Семье Агафона помогала многочисленная родня – кузнецы Швецовы. Илья, если выдавалась свободная минутка, бегал к дядьям в кузницу, смотрел, как завороженный, на их работу у наковальни. В это время он забывал о своём недостатке – глазах разного цвета и переставал прищуривать один из них. Ему всё равно было, какой глаз прикрывать, – у него было прекрасное зрение. Но в раннем детстве, когда незнакомые люди, увидев высокого мальчика с разноцветными глазами, начинали его тормошить, рассматривать и расспрашивать, как это так может быть, он приобрёл привычку при встрече с чужими прищуривать какой-нибудь глаз, чтобы разница в цвете была не так заметна. Когда же общался с друзьями и близкими, то про эту уловку забывал.

Илья любил ухаживать за лошадьми: мыл, расчесывал, лечил не только свою, но и соседских. Скотина доброту помнит и чует – лошади слушались его беспрекословно. Когда летом мальчишки часто уходили в ночное с лошадьми, для Ильи наступала счастливая пора. Подростки спали в шалашиках, собранных на скорую руку, пекли картошку и грибы на костре, пугали друг друга рассказами о разбойниках, а рядом паслись на свежей траве пойменных лугов лошади.

Теперь был апрель, но ни в ближайшие месяцы, ни в ближайшие годы ему в ночном не быть…


Когда Илья подошёл к родному дому, построенному на кержацкий[8] манер: пятистенным, с крытым крышей двором за высоким забором, ставни окон уже были закрыты. Он постучал в одно из них, громко позвал:

– Мам, не пугайся, это я.

Через несколько минут мать в накинутом на плечи теплом платке распахнула дворовую калитку, охнула, увидев старшего сына в неурочный час, сразу заподозрила неладное:

– Случилось что?

Вместе вошли в комнату. Притихшие ребятишки Николка, Гришка и Акулина сидели вокруг стола с лучиной. С горевшего берёзового прутика, стоявшего в специальной плошке с водой, падали горящие угольки, и падая, издавали шипение и чад. Николка менял прогоревший прутик на новый, а ребятишки сонными глазами смотрели на огонь.
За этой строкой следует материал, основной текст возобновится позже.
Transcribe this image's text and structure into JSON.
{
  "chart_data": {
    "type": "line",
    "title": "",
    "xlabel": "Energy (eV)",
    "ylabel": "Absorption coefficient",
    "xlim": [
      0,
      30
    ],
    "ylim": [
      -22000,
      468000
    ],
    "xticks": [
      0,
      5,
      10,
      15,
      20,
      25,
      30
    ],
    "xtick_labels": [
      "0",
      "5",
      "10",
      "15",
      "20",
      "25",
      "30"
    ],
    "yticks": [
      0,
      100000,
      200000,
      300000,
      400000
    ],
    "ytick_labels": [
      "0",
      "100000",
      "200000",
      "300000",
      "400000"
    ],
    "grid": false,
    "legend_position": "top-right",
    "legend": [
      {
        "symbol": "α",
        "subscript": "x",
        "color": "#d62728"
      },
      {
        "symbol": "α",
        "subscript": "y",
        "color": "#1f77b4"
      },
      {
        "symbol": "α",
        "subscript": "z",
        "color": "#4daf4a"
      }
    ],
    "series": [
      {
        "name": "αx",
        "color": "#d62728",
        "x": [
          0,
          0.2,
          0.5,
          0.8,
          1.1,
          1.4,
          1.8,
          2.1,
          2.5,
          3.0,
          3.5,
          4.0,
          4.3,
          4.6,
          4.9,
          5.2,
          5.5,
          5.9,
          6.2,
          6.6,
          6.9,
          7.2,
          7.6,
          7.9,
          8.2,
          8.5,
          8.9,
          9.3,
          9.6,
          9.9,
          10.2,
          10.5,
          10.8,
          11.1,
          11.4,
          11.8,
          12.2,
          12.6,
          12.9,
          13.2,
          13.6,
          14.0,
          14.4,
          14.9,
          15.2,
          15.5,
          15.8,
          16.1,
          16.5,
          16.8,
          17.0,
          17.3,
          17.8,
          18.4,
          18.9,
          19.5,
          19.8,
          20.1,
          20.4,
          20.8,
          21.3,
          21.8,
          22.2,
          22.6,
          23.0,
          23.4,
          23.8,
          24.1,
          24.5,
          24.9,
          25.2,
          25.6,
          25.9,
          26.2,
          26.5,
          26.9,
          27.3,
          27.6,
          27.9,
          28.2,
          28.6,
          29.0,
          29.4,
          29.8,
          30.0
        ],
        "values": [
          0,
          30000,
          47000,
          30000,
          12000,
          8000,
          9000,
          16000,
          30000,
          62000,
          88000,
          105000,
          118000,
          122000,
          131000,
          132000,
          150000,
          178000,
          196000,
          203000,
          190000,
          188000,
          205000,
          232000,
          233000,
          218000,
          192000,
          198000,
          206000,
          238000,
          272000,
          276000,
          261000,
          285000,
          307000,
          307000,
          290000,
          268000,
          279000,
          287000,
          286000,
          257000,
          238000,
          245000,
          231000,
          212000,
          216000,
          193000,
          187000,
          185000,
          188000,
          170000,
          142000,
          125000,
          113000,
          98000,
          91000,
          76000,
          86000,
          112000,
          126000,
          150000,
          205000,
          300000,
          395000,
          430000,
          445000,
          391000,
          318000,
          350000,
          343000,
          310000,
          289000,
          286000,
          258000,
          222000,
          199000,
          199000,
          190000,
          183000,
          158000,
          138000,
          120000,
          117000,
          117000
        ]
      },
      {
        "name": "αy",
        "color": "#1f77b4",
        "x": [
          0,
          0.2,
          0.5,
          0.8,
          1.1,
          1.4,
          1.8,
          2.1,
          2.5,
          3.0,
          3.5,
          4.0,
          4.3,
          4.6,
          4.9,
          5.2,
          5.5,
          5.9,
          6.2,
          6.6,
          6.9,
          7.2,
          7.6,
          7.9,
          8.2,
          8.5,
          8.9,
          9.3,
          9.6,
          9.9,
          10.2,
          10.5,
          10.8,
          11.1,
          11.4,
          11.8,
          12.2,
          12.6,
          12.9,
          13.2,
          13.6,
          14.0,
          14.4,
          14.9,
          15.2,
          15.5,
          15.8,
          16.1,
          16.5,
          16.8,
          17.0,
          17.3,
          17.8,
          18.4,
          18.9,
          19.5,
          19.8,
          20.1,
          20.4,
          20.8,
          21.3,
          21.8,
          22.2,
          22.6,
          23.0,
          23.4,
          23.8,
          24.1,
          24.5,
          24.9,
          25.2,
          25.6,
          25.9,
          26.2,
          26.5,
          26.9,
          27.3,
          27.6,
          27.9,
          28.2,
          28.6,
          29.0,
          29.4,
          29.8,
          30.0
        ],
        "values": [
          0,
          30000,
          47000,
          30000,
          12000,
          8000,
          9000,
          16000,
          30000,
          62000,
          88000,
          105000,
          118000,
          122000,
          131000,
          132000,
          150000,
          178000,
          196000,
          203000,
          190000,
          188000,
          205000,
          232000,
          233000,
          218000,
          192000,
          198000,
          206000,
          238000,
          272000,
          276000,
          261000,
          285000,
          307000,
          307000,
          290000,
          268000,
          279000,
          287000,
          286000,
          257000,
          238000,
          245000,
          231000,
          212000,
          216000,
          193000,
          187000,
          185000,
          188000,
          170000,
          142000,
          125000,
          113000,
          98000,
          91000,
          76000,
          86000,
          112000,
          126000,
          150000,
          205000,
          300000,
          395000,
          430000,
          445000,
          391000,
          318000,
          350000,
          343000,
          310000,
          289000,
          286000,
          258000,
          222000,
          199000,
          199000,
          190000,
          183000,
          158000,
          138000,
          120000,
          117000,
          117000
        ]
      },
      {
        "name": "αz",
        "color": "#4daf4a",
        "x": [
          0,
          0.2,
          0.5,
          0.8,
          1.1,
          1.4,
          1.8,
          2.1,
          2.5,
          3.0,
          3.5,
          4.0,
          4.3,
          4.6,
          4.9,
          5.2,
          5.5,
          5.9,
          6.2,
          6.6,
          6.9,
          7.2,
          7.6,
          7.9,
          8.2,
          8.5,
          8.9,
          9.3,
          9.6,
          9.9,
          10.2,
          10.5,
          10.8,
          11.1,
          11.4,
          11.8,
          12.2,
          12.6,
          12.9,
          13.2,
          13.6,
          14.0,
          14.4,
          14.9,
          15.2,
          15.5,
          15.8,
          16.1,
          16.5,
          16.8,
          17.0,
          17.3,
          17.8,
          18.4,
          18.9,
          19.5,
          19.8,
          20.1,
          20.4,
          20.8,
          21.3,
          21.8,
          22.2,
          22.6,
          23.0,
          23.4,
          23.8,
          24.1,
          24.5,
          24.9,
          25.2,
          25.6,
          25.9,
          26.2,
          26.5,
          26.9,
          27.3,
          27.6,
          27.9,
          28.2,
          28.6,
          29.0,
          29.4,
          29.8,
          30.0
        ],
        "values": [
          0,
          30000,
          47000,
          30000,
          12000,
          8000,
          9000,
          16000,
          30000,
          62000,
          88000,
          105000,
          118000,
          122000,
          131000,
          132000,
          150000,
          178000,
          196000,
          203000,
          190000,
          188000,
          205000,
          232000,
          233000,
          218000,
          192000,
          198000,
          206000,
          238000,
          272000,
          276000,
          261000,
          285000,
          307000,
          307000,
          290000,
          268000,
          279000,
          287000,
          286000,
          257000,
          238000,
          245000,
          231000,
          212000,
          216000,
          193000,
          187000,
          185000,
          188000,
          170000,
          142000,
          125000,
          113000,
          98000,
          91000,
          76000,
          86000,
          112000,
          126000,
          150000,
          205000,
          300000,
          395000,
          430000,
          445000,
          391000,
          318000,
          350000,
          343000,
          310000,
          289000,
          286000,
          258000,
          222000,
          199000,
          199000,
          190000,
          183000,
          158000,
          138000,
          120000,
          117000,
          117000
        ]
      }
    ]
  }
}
Пока мать собирала нехитрый ужин сыну, Илья рассказал о предстоящей поездке. Анна молчала, задумавшись, по привычке поправляла пряди русых волос, выбившиеся из тяжёлого узла, уложенного на затылке. Илья давно приметил за матерью такое свойство: столкнувшись с трудностями, она не причитала, не кричала, как другие деревенские бабы, а замыкалась в себе, молчала, потом только говорила о принятом решении. Вот и сейчас после длительного молчания сказала:

– Отменить мы ничего не можем. Отец вернётся только через неделю. Давай собираться.

Открыла железный кованый сундук, какие на Урале повсеместно держали в каждой избе – для хранения одежды или кухонной утвари и даже книг. Достала из него чистые рубашки и шаровары, тёплую кацавейку, войлочную шляпу…

– На реке в апреле холодно…

Застыла с ними в руках… потом закрыл крышку сундука, положила вещи на неё и, обратившись к сыну, сказала:

– Утро вечера мудренее, давай-ка спать ложиться, а завтра собираться будем. Я тебе подорожники испеку.[9]

Федька

Никита, отец Фёдора Густомесова работал на Выйском медеплавильном заводе, что находился в полутора километрах от Нижнего Тагила, а потому к приходу сына из школы уже знал, что тот надолго уезжает не то что из поселка, а в другую страну. Когда Федька вошел в комнату их небольшого бревенчатого домика на берегу Выйского пруда, мать уже плакала. Отец ставил медный самовар и приговаривал, обращаясь к жене:

– Не плачь, Катерина, не он первый, не он последний. Вернётся… они все возвращаются…

Последнюю фразу, правда, он произнес с непонятным Федьке выражением, как будто сожалел о ком-то. И неожиданно погладил вошедшего сына по голове, чего не делал никогда в своей жизни. От такой неожиданной ласки Федька, весь день и всю дорогу к дому крепившийся от переполнявшего его чувства горя, расплакался навзрыд, кинулся к матери, уткнулся ей в подол домотканой юбки.